Open data without metadata adds no discernible new value to the research process. Though the biomedical community is making a concerted effort to share omics data, there is still a lack of consistency among researchers in ensuring that this data is backed by complete, annotated and usable metadata. So, if open analysis has to catch up with open data, there needs to be a universal standard for the reporting and sharing of valuable data.
Standardising biological metadata
Though metadata has been acknowledged as a key component of research infrastructure design, there is still no universal standard for reporting and sharing metadata. Instead, there have been numerous initiatives for the development of hundreds of metadata standards with diverse characteristics.
However, there has been a conceptual consensus on the three types of metadata standards – descriptive, administrative, and structural. There is also general agreement that metadata is key to supporting FAIR principles in order to overcome obstacles to data discovery and reuse for both humans and machines.
As a result, there has been some change in the profile of public data with many repositories showing some degrees of “FAIRness” and several new projects emerging with FAIR as a central objective. In addition, many scientific journals are now urging researchers to make data shareable and public even as they endorse public data repositories that implement FAIR principles.
Notwithstanding that, much of the data in public repositories is far from being perfectly FAIR. One limited study of engineered nanomaterial databases found that even though a majority met FAIR criteria, one of the potential areas of improvement was the use of standard schema for metadata.

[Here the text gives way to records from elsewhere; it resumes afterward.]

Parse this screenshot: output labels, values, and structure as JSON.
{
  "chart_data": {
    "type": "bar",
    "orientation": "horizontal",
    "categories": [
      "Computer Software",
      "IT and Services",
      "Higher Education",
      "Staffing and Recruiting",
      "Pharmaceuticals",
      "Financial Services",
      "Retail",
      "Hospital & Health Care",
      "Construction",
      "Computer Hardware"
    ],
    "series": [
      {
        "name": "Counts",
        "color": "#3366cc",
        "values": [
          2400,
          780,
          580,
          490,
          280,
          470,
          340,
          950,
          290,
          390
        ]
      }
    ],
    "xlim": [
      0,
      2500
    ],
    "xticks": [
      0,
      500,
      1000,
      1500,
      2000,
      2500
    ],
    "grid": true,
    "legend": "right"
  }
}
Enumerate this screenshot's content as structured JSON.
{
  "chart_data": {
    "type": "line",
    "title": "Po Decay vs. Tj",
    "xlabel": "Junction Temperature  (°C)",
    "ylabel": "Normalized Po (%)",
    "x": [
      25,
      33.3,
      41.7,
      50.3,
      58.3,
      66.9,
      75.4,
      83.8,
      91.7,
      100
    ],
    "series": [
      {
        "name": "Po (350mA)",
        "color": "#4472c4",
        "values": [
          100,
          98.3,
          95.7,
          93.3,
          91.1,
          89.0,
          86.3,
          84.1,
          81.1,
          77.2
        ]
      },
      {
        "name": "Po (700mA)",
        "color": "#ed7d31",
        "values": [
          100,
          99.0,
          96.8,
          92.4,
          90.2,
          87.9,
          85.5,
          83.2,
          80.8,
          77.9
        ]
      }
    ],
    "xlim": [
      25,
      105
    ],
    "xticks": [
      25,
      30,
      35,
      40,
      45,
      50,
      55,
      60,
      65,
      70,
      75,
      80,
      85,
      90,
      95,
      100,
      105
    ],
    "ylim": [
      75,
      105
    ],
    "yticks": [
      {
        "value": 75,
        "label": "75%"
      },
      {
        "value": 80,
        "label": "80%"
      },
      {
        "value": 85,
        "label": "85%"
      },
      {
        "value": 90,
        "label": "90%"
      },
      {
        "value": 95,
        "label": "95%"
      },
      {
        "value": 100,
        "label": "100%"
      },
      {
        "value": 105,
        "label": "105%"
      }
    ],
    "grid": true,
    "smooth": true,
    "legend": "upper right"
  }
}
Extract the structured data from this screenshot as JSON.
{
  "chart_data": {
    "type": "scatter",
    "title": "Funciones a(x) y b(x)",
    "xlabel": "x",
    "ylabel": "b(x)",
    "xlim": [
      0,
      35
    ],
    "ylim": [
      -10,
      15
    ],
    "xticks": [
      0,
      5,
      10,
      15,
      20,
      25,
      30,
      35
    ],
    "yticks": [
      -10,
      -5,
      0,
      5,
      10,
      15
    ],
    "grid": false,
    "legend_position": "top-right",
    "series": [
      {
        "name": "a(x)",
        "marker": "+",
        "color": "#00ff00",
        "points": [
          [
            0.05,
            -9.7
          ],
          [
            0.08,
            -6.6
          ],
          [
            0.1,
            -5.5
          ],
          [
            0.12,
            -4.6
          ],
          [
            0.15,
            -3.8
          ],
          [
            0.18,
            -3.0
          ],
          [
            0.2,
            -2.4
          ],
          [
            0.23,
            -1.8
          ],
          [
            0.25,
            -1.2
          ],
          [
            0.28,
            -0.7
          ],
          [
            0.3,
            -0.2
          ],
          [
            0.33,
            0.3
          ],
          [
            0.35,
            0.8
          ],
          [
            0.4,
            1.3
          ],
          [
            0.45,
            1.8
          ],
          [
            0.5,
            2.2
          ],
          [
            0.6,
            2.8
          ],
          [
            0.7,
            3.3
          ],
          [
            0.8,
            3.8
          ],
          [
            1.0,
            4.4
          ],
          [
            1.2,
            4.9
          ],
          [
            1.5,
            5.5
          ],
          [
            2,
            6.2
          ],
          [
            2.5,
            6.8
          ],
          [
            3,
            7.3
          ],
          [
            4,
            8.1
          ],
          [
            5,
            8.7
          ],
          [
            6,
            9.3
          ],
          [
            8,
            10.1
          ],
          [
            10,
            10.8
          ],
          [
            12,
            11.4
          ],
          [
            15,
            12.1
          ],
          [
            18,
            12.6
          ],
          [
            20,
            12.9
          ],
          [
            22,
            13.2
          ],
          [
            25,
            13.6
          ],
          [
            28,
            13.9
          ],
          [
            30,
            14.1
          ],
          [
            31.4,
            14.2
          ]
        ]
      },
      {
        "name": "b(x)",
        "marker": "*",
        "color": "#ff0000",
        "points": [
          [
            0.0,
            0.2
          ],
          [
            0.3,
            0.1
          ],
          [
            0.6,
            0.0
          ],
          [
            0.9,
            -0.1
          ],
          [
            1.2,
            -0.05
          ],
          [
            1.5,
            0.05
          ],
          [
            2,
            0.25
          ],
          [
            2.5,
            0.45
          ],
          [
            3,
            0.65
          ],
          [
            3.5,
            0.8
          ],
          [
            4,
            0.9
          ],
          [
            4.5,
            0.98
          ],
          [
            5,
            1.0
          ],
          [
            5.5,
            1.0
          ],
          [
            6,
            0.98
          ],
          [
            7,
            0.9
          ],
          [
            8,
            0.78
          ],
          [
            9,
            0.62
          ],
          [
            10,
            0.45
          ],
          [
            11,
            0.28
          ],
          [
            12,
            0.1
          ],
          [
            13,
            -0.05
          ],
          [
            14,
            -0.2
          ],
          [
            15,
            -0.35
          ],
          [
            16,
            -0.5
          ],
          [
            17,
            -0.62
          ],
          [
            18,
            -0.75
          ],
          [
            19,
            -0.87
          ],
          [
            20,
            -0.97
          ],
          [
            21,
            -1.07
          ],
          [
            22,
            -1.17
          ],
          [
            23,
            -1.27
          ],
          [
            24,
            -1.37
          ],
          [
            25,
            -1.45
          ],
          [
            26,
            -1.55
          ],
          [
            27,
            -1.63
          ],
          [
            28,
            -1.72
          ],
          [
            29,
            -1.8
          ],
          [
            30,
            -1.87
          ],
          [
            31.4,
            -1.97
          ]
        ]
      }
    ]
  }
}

Another study to evaluate the completeness of metadata, referenced to nine clinical phenotypes, in public omics data reported a large variability in both the number and consistency of reported clinical phenotypes.
Even coordinated efforts, like MIAME, designed to encourage metadata sharing have had a limited impact given the fact that they define the content but not the format for this information.
The creation of a unified framework for metadata continues to be a significant challenge with the public data landscape still characterized by diverse databases and standards that still require users to devise and manage compatibility. It is therefore going to require a monumental and orchestrated effort to ensure data and metadata quality adherence across the universe of public data repositories.
The primary reason for this is that genomic data organization is essentially a fraught endeavour. For instance, files come in multiple formats with widely different semantics to fit neatly into a predefined universal framework. More importantly, there is no commonly accepted standard for a general yet basic data unit that can represent the heterogeneous and multi-dimensional data assets that are central to biological research.
HYFTs™ – the atomic units of biological data
At BioStrand, we applied advanced NLP techniques to protein and DNA sequences to transcribe the universal language of all omics data. In doing so, we were able to decode the atomic units of information, called HYFTs™, that are the building blocks of biological information.
With HYFTs™, all biological data, irrespective of species, structure, or function, can be tokenised to a common omics data language. In addition, these atomic data units are also extremely efficient carriers of biological information. Each HYFT™ pattern represents a unique signature sequence in DNA, RNA, and AA and integrates data and metadata across all omics layers.
The transversal language of HYFTs™ enables the unification, standardisation, and normalisation of all data, across species and domains, to create a single source of truth. The default integration of omics layers and associated metadata combined with the BioStrand platform’s hyper-scalable technology and unified analytical framework enables truly integrated multi-omics research.
Standardised metadata is the key to the usability and reproducibility of public data. With BioStrand, all public data is usable, and all biological research is reproducible.